Those who are "stout around the waist and abdomen" are at particularly high risk of developing type 2 diabetes and hypertension. Reducing the risk is down to reducing that excess weight and keeping it off. However, that's difficult for lots of people. Now, a possible alternative is being trialled in the form of a drug that not only blocks feelings of hunger but also reduces blood lipid levels, thereby reducing the risk for cardiovascular diseases and type 2 diabetes.
The new drug, Rimonabant, has been in clinical trials for more than two years in Europe and the US. The European Director of the clinical trials, Professor Luc Van Gaal of the University Hospital in Antwerp, Belgium, presented results of this study at the 4th International Symposium on Obesity and Hypertension at the Max Delbrueck Center for Molecular Medicine (MDC) Berlin-Buch on Saturday, October 29, 2005.

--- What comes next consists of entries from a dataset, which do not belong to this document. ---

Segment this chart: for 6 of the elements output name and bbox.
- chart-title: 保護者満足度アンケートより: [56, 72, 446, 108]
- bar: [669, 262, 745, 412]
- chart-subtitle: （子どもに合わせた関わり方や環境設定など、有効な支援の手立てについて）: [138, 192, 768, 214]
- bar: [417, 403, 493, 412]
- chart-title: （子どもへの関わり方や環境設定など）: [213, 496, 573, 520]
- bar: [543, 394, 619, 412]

Rimonabant has few side effects and interferes with the body's endocannabinoid system (ECS). Endocannabinoids are the body's own internal version of cannabis, which are released when we're under stress, hungry or in pain. Endocannabinoids also play a role in the intricate regulation of the cardiovascular system.
Up to now, particularly two endocannabinoids were known - one of them is anandamide. The name originates from Sanskrit and means "bliss". According to Vincenzo di Marzo, the system was discovered during research on how cannabis (hashish) works, which gave the system its name. When hungry, the organism releases increased amounts of anandamide, he continued. This is in line with the known fact that hashish users frequently have attacks of the 'munchies'.
In the RIO trial, 1,507 patients from 60 clinics in Belgium, Germany, Finland, Sweden, the Netherlands, and the US with a Body Mass Index (BMI) of over 30 kg/m2 and of over 27 kg/m2 who additionally have high blood pressure and elevated blood lipid levels were treated with Rimonabant. The RIO trial is one of a total of four Phase III trials (testing effects and side effects in a larger number of patients) with 6,600 patients. The patients were put on a diet and also had to complete an exercise program. They were divided into three groups: the first group received 20 mg of rimonabant daily, the second group received 5 mg, a day and the third group received a placebo.
Van Gaal reported that for these patients, the risk factors for metabolic syndrome and cardiovascular diseases were reduced more than could be expected from mere loss of weight. He estimates that 50 percent of this effect is due to rimonabant. The reason: while patients who received the 5 mg dose of rimonabant clearly lost weight, their blood lipid levels were not as improved as in patients with the higher dose.